In the Name of God, the Subtle, the Loving
My thoughts and prayers are with the victims of the Ft. Hood tragedy. As the country begins to process what happened yesterday, there are still many questions that have yet to be answered. Why did this doctor do this? What was his motivation? How did he get this guns? How could a doctor do something like this?
Indeed, it is fortunate that the alleged gunman did survive, because, it is hoped we can find out why he did this. Had he died, the reasons would have been victim to unending speculation. Of course, those who believe nothing good about Islam and Muslims are painting this as “terrorism” and “jihad at Ft. Hood.” Yet, I doubt those same people would call this shooting in Orlando today an act of terrorism.
Perhaps, as much as I hate to even imagine such a thing, he did have some sort of twisted religious motivation for the shooting (some claim he shouted “Allahu Akbar” during the shootings). As horrific as that would be, it does not change the fact that we American Muslims
are just as horrified by this, and all, senseless acts of violence against innocent people, even if they are soldiers about to go to war. They were unarmed; they did not pose a threat to Major Hasan; they were his fellow soldiers. They were his fellow soldiers. It is truly an act that in unconscionable.
When I reflect over the possible motivations of this shooting, it reminds me of a verse in the Quran; it is, perhaps, one of the most powerful verses in the entire scripture.
Believers, never let the hatred of a people toward you move you to commit injustice… (5:8)
The details about Major Hasan continue to come out: that he was harassed by some of his fellow soldiers for being Muslim; that being deployed to Iraq was his “worst nightmare”; that he tried very hard to get out of the Army but could not; that he argued with other fellow soldiers about the legitimacy of the wars in Iraq and Afghanistan.
Even so, nothing whatsoever justifies the murder of innocent people. Never let the hatred of a people toward you move you to commit injustice…
This phrase in repeated twice in the first eight verses of the fifth chapter of the Quran. It was revealed after the conquest of Mecca, during the Last Pilgrimage of the Prophet Muhammad (pbuh). It reminds the believers that, despite all that was done to you by the pagan Quraish during all those years of conflict, it is not fitting for you to stoop to their level and commit injustice yourselves:
And never let your hatred of people who would bar you from the Inviolable House of Worship lead you into the sin of aggression: Asad(5,6 but rather help one another in furthering virtue and God-consciousness, and do not help one another in furthering evil and enmity; and remain conscious of God: for, behold, God is severe in retribution! (5:2)

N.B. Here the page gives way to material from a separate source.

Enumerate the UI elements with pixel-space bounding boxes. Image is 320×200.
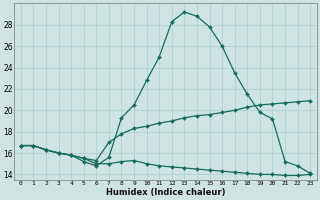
X-axis label: Humidex (Indice chaleur): Humidex (Indice chaleur) xyxy=(106,188,225,197)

A few verses later, God repeats this injunction upon the believers:
Asad(5,19)O you who have attained to faith! Be ever steadfast in your devotion to God, bearing witness to the truth in all equity; and never let hatred of anyone lead you into the sin of deviating from justice. Be just: this is closest to being God-conscious. And remain conscious of God: verily, God is aware of all that you do. (5:8)
Indeed, it may not be very easy to do: the “animal” instinct in all of us may want to lash out in revenge. But, the believer is held to a higher standard. She in enjoined to restrain the basest desires and hearken to the better angels of her nature. That is “closest to being God-conscious”; that is closest to being Godly; that is closest to being like our Noble Messenger who, when he conquered Mecca, forgave the very people who swore never to stop until his blood was shed by their hands.
This verse serves as the foundation upon which Islam condemns (and I condemn) each and every act of violence against the innocent. Indeed, I am blessed to be an American Muslim; I am blessed to be a Muslim in a country where I can truly live out my faith without – for the most part – fear of being persecuted, attacked, maimed, and killed. Yes, there are incidents – and they are growing – of Islamophobia right here in America. But, overall, I am much more able to be a Muslim here in the U.S. than anywhere else in the world, even more than many parts of the “Muslim world.” I thank God for this, and it is because of His blessing of this great nation.
Yet, no matter what injustice is committed against Muslims across the world – and there is much of that – there is no justification for the harming of innocent people in “revenge.” Never let the hatred of a people toward you move you to commit injustice…
In fact, we in America should learn this principle as well. The attack on our country, our people, our way of life on September 11, 2001 was heinous, vicious, and barbaric. Those 3,000 innocent Americans (many of whom were Muslims themselves) did not deserve to die in such an horrific manner. It was a grave injustice done to our people. Yet, that cannot give us the right to “pre-emptively” invade any country we feel like in “revenge,” where other innocent people will die as a result. We must also learn to never let the hatred of a people towards [us] move [us] to commit injustice…
As our country continues to wage its “Long War” against those who plan and plot to harm our innocent fellow citizens, let us always remember that we are better than our enemies. Because, verse 5:8, in essence, tells the believers just that: “you are better than stooping to the level of your enemies.”
Let us take in that lesson as Americans as well. Would that we had done so a long time ago.